Former ProvPlan Finance Director Charles Denno has agreed to plead guilty to devising and executing a sham in which he fraudulently converted over $500,000 of ProvPlan funds for his own use, according to documents filed in U.S. District Court in Providence on Thursday. 

“The Providence Plan receives a tremendous amount of federal, state and private funds each year for a laudable purpose: to provide educational and other programs to children and adults who would otherwise not have access to them.  Every dollar the defendant stole – and he stole an outlandish amount – could have served someone who really needed it.  It is precisely this type of conduct that gives rise to unwarranted public cynicism regarding such worthy programs.  I want to thank the Providence Plan for their assistance and cooperation in this matter, once the defendant’s criminal conduct was discovered,” said United States Attorney Peter Neronha. 

Latest in Controversy

The announcement is the latest in the ProvPlan saga. In September, GoLocal reported

The leadership at ProvPlan won't say a word, and the Rhode Island State Police just learned of the resignation of ProvPlan's Executive Director on Tuesday, while conducting an embezzlement investigation into a former top employee. 

ProvPlan Executive Director Pat McGuigan stepped down on Tuesday, following the recent firing and current RISP investigation of former ProvPlan Finance Director, Charles Denno. 

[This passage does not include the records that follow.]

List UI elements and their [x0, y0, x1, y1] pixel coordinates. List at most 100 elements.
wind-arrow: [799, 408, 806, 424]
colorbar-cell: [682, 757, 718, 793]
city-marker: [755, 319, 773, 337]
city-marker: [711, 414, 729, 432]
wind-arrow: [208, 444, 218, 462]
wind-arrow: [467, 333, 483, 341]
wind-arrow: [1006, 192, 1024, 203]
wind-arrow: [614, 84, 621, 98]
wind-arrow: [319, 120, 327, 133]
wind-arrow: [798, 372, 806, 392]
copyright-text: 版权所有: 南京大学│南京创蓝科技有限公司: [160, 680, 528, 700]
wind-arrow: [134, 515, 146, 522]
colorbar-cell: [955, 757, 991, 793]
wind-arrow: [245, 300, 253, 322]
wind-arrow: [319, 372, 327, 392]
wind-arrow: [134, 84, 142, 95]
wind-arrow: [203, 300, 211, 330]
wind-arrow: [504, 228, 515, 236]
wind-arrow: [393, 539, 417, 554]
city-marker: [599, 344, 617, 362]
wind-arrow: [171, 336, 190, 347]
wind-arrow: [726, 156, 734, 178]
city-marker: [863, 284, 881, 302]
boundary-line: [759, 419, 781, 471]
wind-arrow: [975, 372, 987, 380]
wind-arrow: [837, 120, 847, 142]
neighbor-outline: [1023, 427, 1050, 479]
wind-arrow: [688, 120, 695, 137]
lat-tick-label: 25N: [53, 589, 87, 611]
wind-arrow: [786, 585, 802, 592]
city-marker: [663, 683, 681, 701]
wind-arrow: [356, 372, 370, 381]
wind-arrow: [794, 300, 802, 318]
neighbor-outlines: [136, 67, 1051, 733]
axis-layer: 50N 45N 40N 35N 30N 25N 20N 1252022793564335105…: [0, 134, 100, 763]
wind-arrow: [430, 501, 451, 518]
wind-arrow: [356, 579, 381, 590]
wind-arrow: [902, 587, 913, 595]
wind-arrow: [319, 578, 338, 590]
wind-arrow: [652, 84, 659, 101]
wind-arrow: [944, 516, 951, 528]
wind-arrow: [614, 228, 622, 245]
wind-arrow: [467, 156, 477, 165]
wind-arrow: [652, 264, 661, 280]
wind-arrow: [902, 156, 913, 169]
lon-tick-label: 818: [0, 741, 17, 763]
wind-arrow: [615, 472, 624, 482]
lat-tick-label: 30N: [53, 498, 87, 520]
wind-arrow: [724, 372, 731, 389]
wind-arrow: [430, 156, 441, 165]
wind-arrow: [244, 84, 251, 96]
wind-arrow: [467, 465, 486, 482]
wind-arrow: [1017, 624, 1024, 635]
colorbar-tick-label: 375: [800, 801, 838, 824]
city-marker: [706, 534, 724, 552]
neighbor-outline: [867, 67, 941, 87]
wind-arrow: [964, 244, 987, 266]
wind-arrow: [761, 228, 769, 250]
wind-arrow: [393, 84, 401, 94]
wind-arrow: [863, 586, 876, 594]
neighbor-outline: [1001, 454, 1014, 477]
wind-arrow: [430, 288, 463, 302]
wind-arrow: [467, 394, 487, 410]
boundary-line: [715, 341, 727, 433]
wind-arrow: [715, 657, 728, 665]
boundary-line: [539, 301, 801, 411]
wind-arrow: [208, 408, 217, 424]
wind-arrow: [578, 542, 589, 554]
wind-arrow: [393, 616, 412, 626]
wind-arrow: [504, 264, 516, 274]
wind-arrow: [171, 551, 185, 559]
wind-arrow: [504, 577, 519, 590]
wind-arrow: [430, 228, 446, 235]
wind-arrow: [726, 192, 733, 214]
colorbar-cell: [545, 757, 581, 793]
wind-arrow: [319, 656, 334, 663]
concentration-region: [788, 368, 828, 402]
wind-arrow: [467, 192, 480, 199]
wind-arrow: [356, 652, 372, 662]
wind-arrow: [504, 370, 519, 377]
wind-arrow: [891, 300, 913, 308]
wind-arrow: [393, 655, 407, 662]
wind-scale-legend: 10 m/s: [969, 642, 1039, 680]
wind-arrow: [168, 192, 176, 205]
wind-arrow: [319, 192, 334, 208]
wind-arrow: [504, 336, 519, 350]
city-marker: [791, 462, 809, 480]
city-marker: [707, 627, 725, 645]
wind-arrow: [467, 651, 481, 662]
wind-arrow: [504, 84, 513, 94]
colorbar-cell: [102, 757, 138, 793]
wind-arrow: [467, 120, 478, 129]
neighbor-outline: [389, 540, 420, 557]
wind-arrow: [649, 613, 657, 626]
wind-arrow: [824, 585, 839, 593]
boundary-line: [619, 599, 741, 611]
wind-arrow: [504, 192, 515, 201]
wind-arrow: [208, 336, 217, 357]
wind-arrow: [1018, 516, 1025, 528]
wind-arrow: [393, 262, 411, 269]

McGuigan made $159,301 in base compensation and benefits in 2013, according to ProvPlan's most recent 990 filing.

Committing Fraud 

According to court documents, from 2012 through July 2016, Denno used his authority to cause the U.S. Department of Education and the Bloomberg Family Foundation to deposit funds into Providence Plan bank accounts and fraudulently converted those funds to his own personal use. The total amount of funds fraudulently converted from the Providence Plan to Denno’s personal use was over $500,000.

In addition, according to court documents, Denno fraudulently prepared and issued Providence Plan checks made payable to CMG Enterprises, an entity he owned. The payments issued to CMG and deposited into a CMG bank account were not authorized and contained a forgery of the authorized check signing official at the Providence Plan. Denno then made multiple withdrawals from the CMG bank account in various forms, including credit card payments, check payments and ATM cash withdrawals at Twin River Casino.


Wire fraud is punishable by statutory penalties of up to 20 years imprisonment; 3 years supervised; and a fine of up to $250,000.

A defendant is entitled to a fair trial in which it will be the government’s burden to prove guilt beyond a reasonable doubt.

The matter, being prosecuted by Assistant U.S. Attorney John P. McAdams, was investigated by the Rhode Island State Police Gaming Enforcement Unit, the U.S. Department of Education Office of Inspector General and the FBI.